The minute you actually start drawing a pension from the capital is when you need to be very wary of markets going up and down, particular­ly in the first year. Research has shown that if the market crashes in the first year and your drawdown rate is quite high, invariably you don’t recover from that situation.

So you don’t want to be too aggressive, but you also don’t want to be too conservati­ve, because you need good, real returns over the long term to sustain you, especially because people are living longer. So it’s a balancing act. Retirement funds put defaults in place to reduce your risk as you approach retirement, but you really need to look at your own circumstan­ces. ◆ Would you recommend that any excess from the drawdown from a living annuity be invested in a unit trust? In this way, you have access to it quickly and it can grow better than inflation.

Bruce Cameron, former editor of Personal Finance: It’s a good idea to reinvest money that you are not spending. However, a better solution would be to work out exactly what you need and not have an excess or a shortfall.

Jeff Spiller, financial adviser at Alexander Forbes: You must realise that every cent from a living annuity is taxable, so if you were going to do that – earmarking part of your drawdown for discretion­ary savings – it’s quite an expensive way to do it. You could lose, say, 30 percent to tax, and then, if you reinvest that money in, say, a money market fund, you could pay tax on it again. ◆ If I retire with only R700 000 in a provident fund, would a financial adviser even be interested in assisting someone like me?

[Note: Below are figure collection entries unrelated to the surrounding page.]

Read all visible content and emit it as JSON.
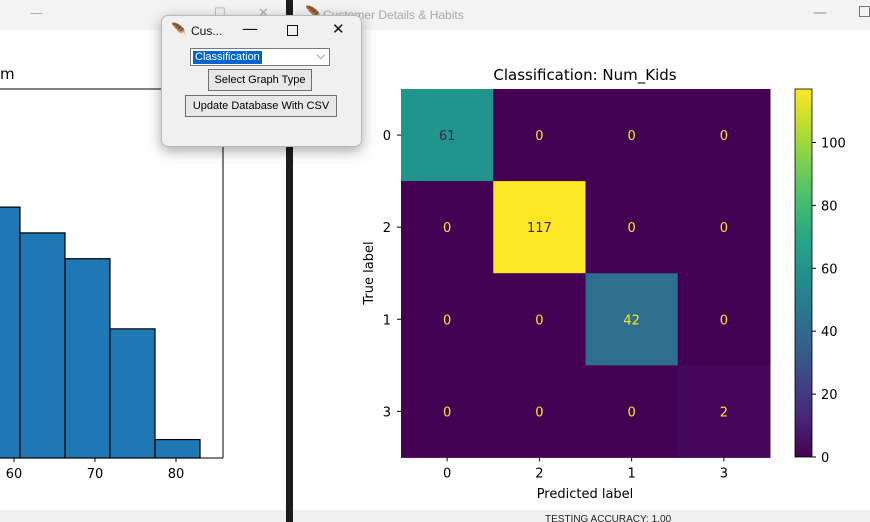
{
  "colors": {
    "bar_fill": "#1f77b4",
    "viridis_low": "#440154",
    "viridis_high": "#fde725",
    "accent": "#0064d2"
  },
  "popup": {
    "title": "Cus...",
    "icon": "feather-icon",
    "select_value": "Classification",
    "select_graph_label": "Select Graph Type",
    "update_db_label": "Update Database With CSV"
  },
  "left_window": {
    "title_fragment": "m",
    "chart_data": {
      "type": "bar",
      "categories": [
        "55–60",
        "60–66",
        "66–72",
        "72–77",
        "77–83"
      ],
      "values": [
        0.68,
        0.61,
        0.54,
        0.35,
        0.05
      ],
      "xticks": [
        "60",
        "70",
        "80"
      ],
      "xlim": [
        54,
        89
      ],
      "ylim": [
        0,
        1
      ]
    }
  },
  "right_window": {
    "title": "Customer Details & Habits",
    "icon": "feather-icon",
    "accuracy_text": "TESTING ACCURACY: 1.00",
    "chart_data": {
      "type": "heatmap",
      "title": "Classification: Num_Kids",
      "xlabel": "Predicted label",
      "ylabel": "True label",
      "x_labels": [
        "0",
        "2",
        "1",
        "3"
      ],
      "y_labels": [
        "0",
        "2",
        "1",
        "3"
      ],
      "matrix": [
        [
          61,
          0,
          0,
          0
        ],
        [
          0,
          117,
          0,
          0
        ],
        [
          0,
          0,
          42,
          0
        ],
        [
          0,
          0,
          0,
          2
        ]
      ],
      "vmin": 0,
      "vmax": 117,
      "colorbar_ticks": [
        0,
        20,
        40,
        60,
        80,
        100
      ],
      "colormap": "viridis"
    }
  }
}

Ken Russel, financial adviser at Alexander Forbes: I do think that financial advisers have to talk to people with smaller amounts of money. We have a job, a vocation, and that includes helping people in your position. It’s quite possible that an adviser will not make any money at all in a case such as yours, but I don’t see a problem with you getting advice from a company such as Alexander Forbes. ◆ What is the best solution for investing a spare R100 000 a year – paying it into a home mortgage, paying it into a retirement annuity (RA), or is there a better option?

Bruce Cameron: Again, it depends on your circumstan­ces. In a typical situation, I would pay off the bond first. But the essential part of that decision would be that when the bond is paid off, all the money you were using to pay off the bond goes into an RA.